Durch den Einbau eines Euro-Schlosses sei der Benutzerkreis einzuschränken, Beschädigungen auszuschließen, meinte Saam. Doch die Stadt wolle dies nicht, wolle sparen. Auf diese nötige Investition habe die Stadt selbst bei der neuen behindertengerechten Toilette am Baggersee verzichtet. Ähnlich stelle sich die Situation am nur von einer Seite zugänglichen „Eck“ am Waldspielplatz dar. Die Behindertentoiletten im Rathaus und in der Volkshochschule stünden nur sehr bedingt zur Verfügung - zu den Öffnungszeiten. Außerdem seien nur Eingeweihten diese Möglichkeiten bekannt. Hinweisschilder seien nicht montiert.

Kümmern wird sich ein Arbeitskreis um den Behindertenfahrdienst, den die Wohlfahrtsverbände abspecken müssten, weil sie keine „Zivis mehr haben. Über kurz oder lang bleibe wohl nur noch das Rote Kreuz, allerdings auch nur noch bis 20 Uhr. Wie die Vereinsmitglieder von ihren Versammlungen und sonstigen Treffen heimkommen, ist zu klären. Reden will man mit Krankenkassen und Taxifahrern.

Ein Dauerthema ist die Barrierefreiheit in der Stadt. Der Beirat will den Stadtrat auf nötige wie mögliche Verbesserungen hinweisen.

Ein „Mangelhaft“ gab es zur Behindertenfreundlichkeit der Stadtbusse, die bis Herbst zu 98 Prozent mit Rampen für die Rollstuhlfahrer ausgestattet sein sollen.

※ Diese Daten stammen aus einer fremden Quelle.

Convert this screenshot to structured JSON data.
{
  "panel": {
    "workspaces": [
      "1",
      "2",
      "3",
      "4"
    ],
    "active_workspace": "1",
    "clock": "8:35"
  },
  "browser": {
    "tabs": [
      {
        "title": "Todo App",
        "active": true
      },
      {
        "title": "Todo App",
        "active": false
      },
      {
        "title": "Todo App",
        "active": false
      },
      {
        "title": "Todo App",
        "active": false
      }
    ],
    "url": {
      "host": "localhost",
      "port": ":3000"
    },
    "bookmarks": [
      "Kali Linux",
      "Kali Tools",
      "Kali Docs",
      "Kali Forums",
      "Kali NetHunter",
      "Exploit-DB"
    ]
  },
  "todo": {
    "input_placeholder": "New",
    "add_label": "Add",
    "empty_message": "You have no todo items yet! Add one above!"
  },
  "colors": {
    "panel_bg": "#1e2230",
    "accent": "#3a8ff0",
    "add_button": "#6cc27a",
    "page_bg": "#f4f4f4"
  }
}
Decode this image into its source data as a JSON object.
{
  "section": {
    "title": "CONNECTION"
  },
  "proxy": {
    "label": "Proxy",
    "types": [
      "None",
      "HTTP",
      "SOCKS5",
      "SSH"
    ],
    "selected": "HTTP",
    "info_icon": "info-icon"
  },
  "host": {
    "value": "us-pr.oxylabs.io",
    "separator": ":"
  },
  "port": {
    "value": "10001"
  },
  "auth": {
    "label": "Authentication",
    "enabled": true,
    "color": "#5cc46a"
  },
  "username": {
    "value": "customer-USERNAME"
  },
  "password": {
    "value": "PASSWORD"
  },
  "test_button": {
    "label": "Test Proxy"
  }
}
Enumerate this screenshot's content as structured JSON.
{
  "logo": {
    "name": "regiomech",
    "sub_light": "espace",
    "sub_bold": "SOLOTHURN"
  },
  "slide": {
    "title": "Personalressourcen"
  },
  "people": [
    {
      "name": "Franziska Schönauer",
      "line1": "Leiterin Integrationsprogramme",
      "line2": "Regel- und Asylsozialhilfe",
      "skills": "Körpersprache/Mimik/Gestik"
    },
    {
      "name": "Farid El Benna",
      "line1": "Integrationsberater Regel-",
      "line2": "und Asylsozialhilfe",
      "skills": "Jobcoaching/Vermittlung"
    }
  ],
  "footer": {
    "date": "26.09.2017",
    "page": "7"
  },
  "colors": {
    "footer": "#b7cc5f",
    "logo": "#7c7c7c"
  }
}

Bislang haben Mitglieder des Beirats die Erfahrung gemacht, dass die Busfahrer nicht die Zeit hätten oder sich nehmen würden, um die Hilfen auszuklappen. Technisch seien die Fahrer geschult. Jetzt müsste sich noch deren Einstellung ändern, ist gefordert. Verspätungen oder gar Taktverschiebungen würden nicht drohen, hieß es übereinstimmend. Die zwei Minuten seien gegenüber der Zeit im alltäglichen Stau zu vernachlässigen.

Demonstration der Rollstuhlfahrer

Kritik gab es an der Bahn, vor allem am Hauptbahnhof. Gefordert sind Aufzüge an den Bahnsteigen. Sollte Schweinfurt weiterhin auf der Dringlichkeitsliste ganz hinten stehen, will der Beirat die Öffentlichkeit mobilisieren, etwa mit einer Demonstration der Rollstuhlfahrer.

In Sachen Inklusion wird es eine Arbeitsgruppe geben, die das Überthema auf die Schweinfurter Belange herunterbrechen soll. Anvisiert ist bereits ein Inklusionsfest für das kommende Frühjahr. Präsentieren sollen sich auf dem Marktplatz die Behindertenvereine, die Wohlfahrtsverbände und die Selbsthilfegruppen.